While reading through Brian Espinoza’s introduction to stringr
, I thought I would test some speeds.
library(magrittr)
library(stringr)
library(microbenchmark)
library(data.table)
library(ggplot2)
source("~/Dropbox/Research/.Rprofile")
reps <- 1e1
After loading the libraries I need, I figured I also need a big list of strings. I’ll use my list of first names compiled from various sources.
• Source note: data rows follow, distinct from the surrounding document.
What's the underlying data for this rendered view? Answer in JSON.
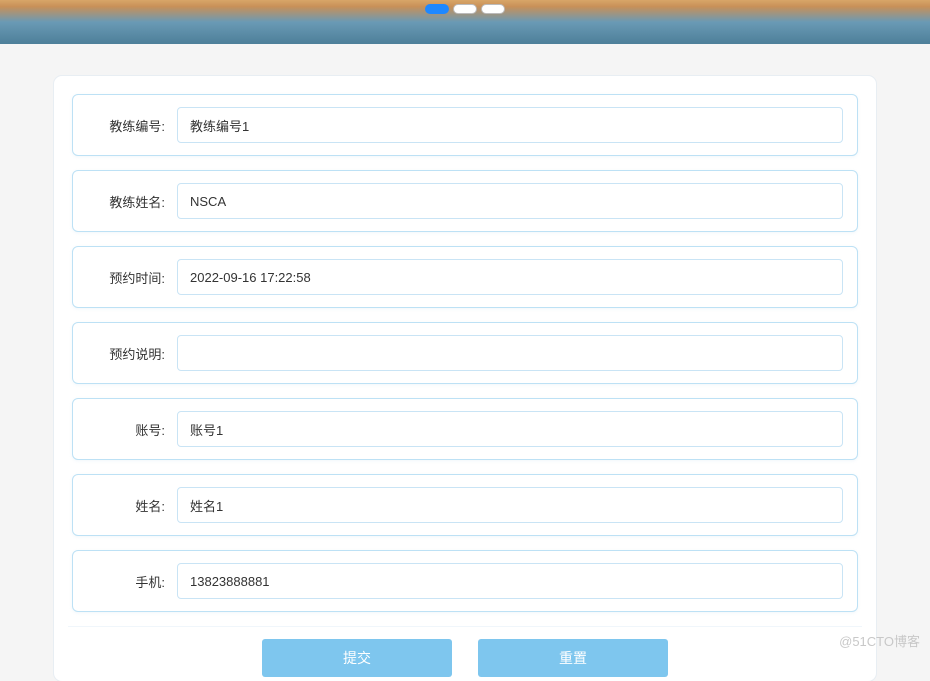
{
  "carousel": {
    "dots": 3,
    "activeIndex": 0
  },
  "form": {
    "fields": [
      {
        "key": "coach_no",
        "label": "教练编号:",
        "value": "教练编号1"
      },
      {
        "key": "coach_name",
        "label": "教练姓名:",
        "value": "NSCA"
      },
      {
        "key": "appt_time",
        "label": "预约时间:",
        "value": "2022-09-16 17:22:58"
      },
      {
        "key": "appt_desc",
        "label": "预约说明:",
        "value": ""
      },
      {
        "key": "account",
        "label": "账号:",
        "value": "账号1"
      },
      {
        "key": "name",
        "label": "姓名:",
        "value": "姓名1"
      },
      {
        "key": "phone",
        "label": "手机:",
        "value": "13823888881"
      }
    ],
    "buttons": {
      "submit": "提交",
      "reset": "重置"
    }
  },
  "watermark": "@51CTO博客"
}
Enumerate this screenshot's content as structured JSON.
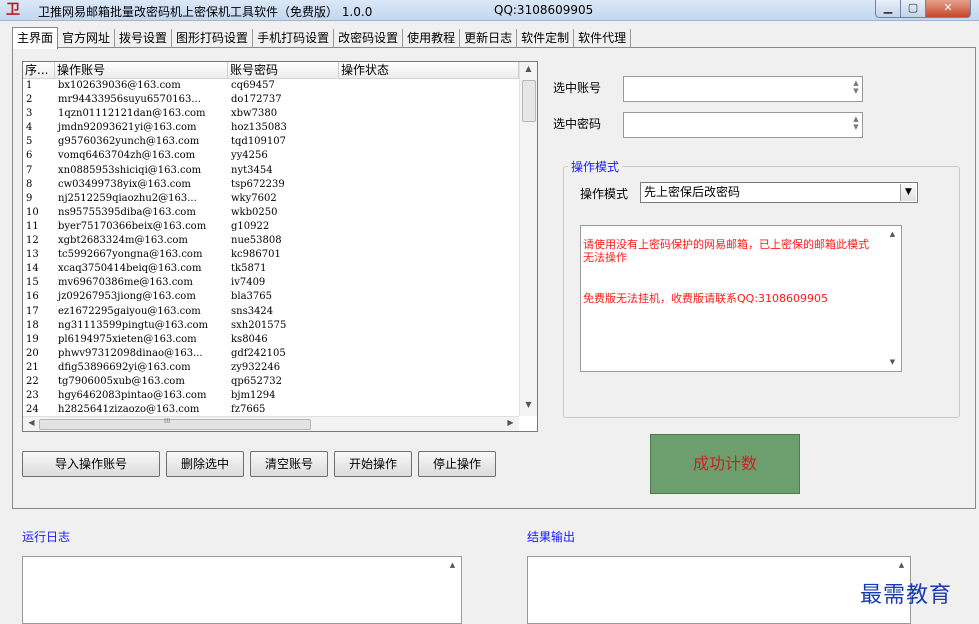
{
  "window": {
    "title": "卫推网易邮箱批量改密码机上密保机工具软件（免费版）  1.0.0",
    "qq": "QQ:3108609905",
    "min_label": "▁",
    "max_label": "▢",
    "close_label": "✕"
  },
  "tabs": [
    "主界面",
    "官方网址",
    "拨号设置",
    "图形打码设置",
    "手机打码设置",
    "改密码设置",
    "使用教程",
    "更新日志",
    "软件定制",
    "软件代理"
  ],
  "list": {
    "headers": [
      "序...",
      "操作账号",
      "账号密码",
      "操作状态"
    ],
    "rows": [
      [
        "1",
        "bx102639036@163.com",
        "cq69457",
        ""
      ],
      [
        "2",
        "mr94433956suyu6570163...",
        "do172737",
        ""
      ],
      [
        "3",
        "1qzn01112121dan@163.com",
        "xbw7380",
        ""
      ],
      [
        "4",
        "jmdn92093621yi@163.com",
        "hoz135083",
        ""
      ],
      [
        "5",
        "g95760362yunch@163.com",
        "tqd109107",
        ""
      ],
      [
        "6",
        "vomq6463704zh@163.com",
        "yy4256",
        ""
      ],
      [
        "7",
        "xn0885953shiciqi@163.com",
        "nyt3454",
        ""
      ],
      [
        "8",
        "cw03499738yix@163.com",
        "tsp672239",
        ""
      ],
      [
        "9",
        "nj2512259qiaozhu2@163...",
        "wky7602",
        ""
      ],
      [
        "10",
        "ns95755395diba@163.com",
        "wkb0250",
        ""
      ],
      [
        "11",
        "byer75170366beix@163.com",
        "g10922",
        ""
      ],
      [
        "12",
        "xgbt2683324m@163.com",
        "nue53808",
        ""
      ],
      [
        "13",
        "tc5992667yongna@163.com",
        "kc986701",
        ""
      ],
      [
        "14",
        "xcaq3750414beiq@163.com",
        "tk5871",
        ""
      ],
      [
        "15",
        "mv69670386me@163.com",
        "iv7409",
        ""
      ],
      [
        "16",
        "jz09267953jiong@163.com",
        "bla3765",
        ""
      ],
      [
        "17",
        "ez1672295gaiyou@163.com",
        "sns3424",
        ""
      ],
      [
        "18",
        "ng31113599pingtu@163.com",
        "sxh201575",
        ""
      ],
      [
        "19",
        "pl6194975xieten@163.com",
        "ks8046",
        ""
      ],
      [
        "20",
        "phwv97312098dinao@163...",
        "gdf242105",
        ""
      ],
      [
        "21",
        "dfig53896692yi@163.com",
        "zy932246",
        ""
      ],
      [
        "22",
        "tg7906005xub@163.com",
        "qp652732",
        ""
      ],
      [
        "23",
        "hgy6462083pintao@163.com",
        "bjm1294",
        ""
      ],
      [
        "24",
        "h2825641zizaozo@163.com",
        "fz7665",
        ""
      ]
    ],
    "hscroll_label": "III"
  },
  "buttons": {
    "import": "导入操作账号",
    "delete": "删除选中",
    "clear": "清空账号",
    "start": "开始操作",
    "stop": "停止操作"
  },
  "fields": {
    "selected_account_label": "选中账号",
    "selected_password_label": "选中密码",
    "selected_account_value": "",
    "selected_password_value": ""
  },
  "mode": {
    "group_title": "操作模式",
    "label": "操作模式",
    "selected": "先上密保后改密码",
    "message1": "请使用没有上密码保护的网易邮箱，已上密保的邮箱此模式无法操作",
    "message2": "免费版无法挂机，收费版请联系QQ:3108609905"
  },
  "success_counter": "成功计数",
  "run_log_title": "运行日志",
  "result_output_title": "结果输出",
  "watermark": "最需教育",
  "colors": {
    "accent_blue": "#1a1aff",
    "warning_red": "#ff1a1a",
    "counter_green": "#6d9e6d"
  }
}
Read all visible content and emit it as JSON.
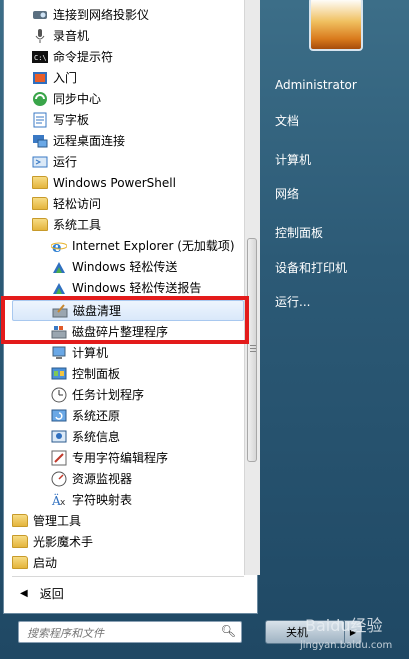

I turn that into a character vector with 1119 strings.
# load the firstname database
fn_db <- fread("~/Dropbox/Research/_knowledgebase/censuslink/out/fn_links_men_5.csv") %>%
.[, list(name1)] %>%
unique() %>%
as.vector() %>%
unlist() %>%
unname()
microbenchmark(
str_to_upper(fn_db),
toupper(fn_db),
str_to_lower(fn_db),
tolower(fn_db),
str_to_title(fn_db),
times = reps
) %>%
autoplot()
Seems like stringr
is faster (though not always). str_to_title
is slow but there’s nothing to compare it to in base R. (Not that I’m complaining, but the proper
command in stata
works just fine.)
microbenchmark(
str_c(fn_db, sep = ""),
paste(fn_db, sep = ""),
paste0(fn_db),
str_length(fn_db),
nchar(fn_db),
times = reps
) %>%
autoplot()
Again, win for stringr
, especially when counting string lengths!
microbenchmark(
str_sub(fn_db, start = 3),
str_sub(fn_db, start = 3, end = 5),
substr(fn_db, start = 3, stop = 5),
times = reps
) %>%
autoplot()
Close but stringr
wins (and only str_sub
works without the end
or stop
option, even if it is slower).
The rest of the introduction to stringr
from Brian goes through a lot of regular expression commands (str_replace
, str_detect
, str_extract
, etc). I will have to take it on faith that these are faster than their base counterparts but they are also much easier to use and write than the base alternatives as well.